Commisions did kill, especially if you trade IC blindly - e.g. you trade IC routinely or mechanically each month without looking at the market context such as volatility. In long term you net P/L will be zero but you loss as you pay commission on top of those zero PL.
Say whattttt? Okay, so, it's easy enough to agree with anyone being "trapped" in an iron condor == idiot. And ToS has long offered discounts to those who bitch loud enough. But IB offers discounts on volume?? Got a reference for that? Are we anywhere near retail?? (I had 200 $5 SPX spreads on for a couple of weeks last month, so I'm all ears.) And people are *forced* into ICs?? By *margin requirements*?!?!? That needs some 'xplainin'.

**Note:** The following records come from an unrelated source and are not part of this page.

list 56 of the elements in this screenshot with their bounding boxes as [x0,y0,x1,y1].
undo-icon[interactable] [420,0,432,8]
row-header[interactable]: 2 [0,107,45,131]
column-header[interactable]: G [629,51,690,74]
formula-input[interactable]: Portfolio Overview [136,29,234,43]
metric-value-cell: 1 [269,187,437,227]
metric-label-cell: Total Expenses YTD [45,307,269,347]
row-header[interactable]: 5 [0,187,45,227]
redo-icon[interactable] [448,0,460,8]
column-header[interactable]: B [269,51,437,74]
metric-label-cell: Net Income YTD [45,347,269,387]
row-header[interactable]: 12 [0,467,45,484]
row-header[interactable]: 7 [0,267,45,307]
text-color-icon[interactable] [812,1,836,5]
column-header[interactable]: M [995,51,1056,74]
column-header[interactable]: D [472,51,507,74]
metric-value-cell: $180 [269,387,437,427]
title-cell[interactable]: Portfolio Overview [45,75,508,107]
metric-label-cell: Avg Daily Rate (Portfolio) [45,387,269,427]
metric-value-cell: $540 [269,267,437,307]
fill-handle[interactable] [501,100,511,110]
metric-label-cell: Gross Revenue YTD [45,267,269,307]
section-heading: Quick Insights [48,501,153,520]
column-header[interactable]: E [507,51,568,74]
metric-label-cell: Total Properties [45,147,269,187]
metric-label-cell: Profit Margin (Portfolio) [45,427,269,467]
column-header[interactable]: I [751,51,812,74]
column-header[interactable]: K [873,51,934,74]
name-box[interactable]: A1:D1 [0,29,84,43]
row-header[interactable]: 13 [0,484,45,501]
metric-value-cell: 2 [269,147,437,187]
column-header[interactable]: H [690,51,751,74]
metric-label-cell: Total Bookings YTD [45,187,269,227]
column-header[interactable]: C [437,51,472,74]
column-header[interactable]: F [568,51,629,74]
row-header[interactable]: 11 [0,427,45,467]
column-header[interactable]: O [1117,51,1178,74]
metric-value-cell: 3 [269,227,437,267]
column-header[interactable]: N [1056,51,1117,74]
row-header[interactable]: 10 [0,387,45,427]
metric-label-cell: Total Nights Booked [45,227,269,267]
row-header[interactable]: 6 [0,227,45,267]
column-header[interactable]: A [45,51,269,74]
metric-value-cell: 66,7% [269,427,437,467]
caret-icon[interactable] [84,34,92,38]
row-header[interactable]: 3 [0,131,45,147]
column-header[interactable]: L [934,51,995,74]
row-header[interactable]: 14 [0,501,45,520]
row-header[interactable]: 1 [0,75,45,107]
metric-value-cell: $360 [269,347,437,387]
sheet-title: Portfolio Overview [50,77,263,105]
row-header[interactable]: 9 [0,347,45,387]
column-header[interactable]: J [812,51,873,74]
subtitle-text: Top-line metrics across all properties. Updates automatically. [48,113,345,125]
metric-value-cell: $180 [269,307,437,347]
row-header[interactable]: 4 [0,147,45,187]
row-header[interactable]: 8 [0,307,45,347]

The capital at risk for an IC is only the (width of the wing) X (contracts) X 100 and they're typically set at a high win probability. You'll notice that the probability adjusted annualized ROI is typically well above 100%, even in our current low IV environment. The theoretical ROI for straddles is lower because the capital at risk (the denominator) is significantly higher. Your point that when it fails, the insurance doesn't kick in is only true if you let it expire that way. Most IC traders will manage it so that doesn't happen. Of course that's especially true for straddles as well, and to your point, straddles could have better returns if actively managed. ICs make up less than 10% of my plays but I know people who make their living exclusively from them. AT the end of the day, the strategies we choose are a reflection of who we are.
Anyone shorting straddles is shorting way less straddles vs ICs for the same comparative risk (but with a more healthy RR for straddles). Additionally, straddles are easier to control with the underlying (i.e. actual delta hedging) because you're not fighting the continual risk of gamma blowing up the trade and there are less contracts typically in play. Trades that depend on "high probability" have high embedded risk. There is no free money.
I am interest in how you come out with 'above 100% ROI"? If you are using some vendor options probability calculator to arrive to this number (100% ROI) , please provide the risk/reward, probability of success, cost (slippage + commission) in this particular trade.
ROI for options is almost a topic in itself I calculate it myself and do include costs. Here's a sample. The annualized ROI = net return/cap@risk * 365/10. The annualized ROI for the sample is 1277% because it's such a short term play on high IV options through earnings. Using max capital at risk is actually the most conservative way of representing ROI. I could've used delta capital at risk or broker required margin capital at risk for the denominator, which I calculate too for portfolio management purposes. "Probability of success" is a another topic altogether based on what you believe for that trade. The probability could be based on Gaussian distribution (most brokers have this), a real time IV based distribution (Interactive Brokers has a cool beta of a new tool out), a TA based one (supports, Fibonacci, Bollinger, etc.) but for the above trade, it was obviously based on my subjective perspective of RL going into that particular earnings. The checkbox in the image is where I typically put the probability of the trade for all-or-nothing defined risk /reward strategies, and I use Excel's bar length format until it books (then check mark). For open ended risk/reward strategies I use mark to market. All this tracking allows me to SUMIF and COUNTIF my way to evaluating strategies against each other over time. My average Iron Condor has made 14.7% returns over an average carry of 31.2 days, which is an annualized return of 172%. I'm relatively new to this so I actually expect these numbers will improve over time.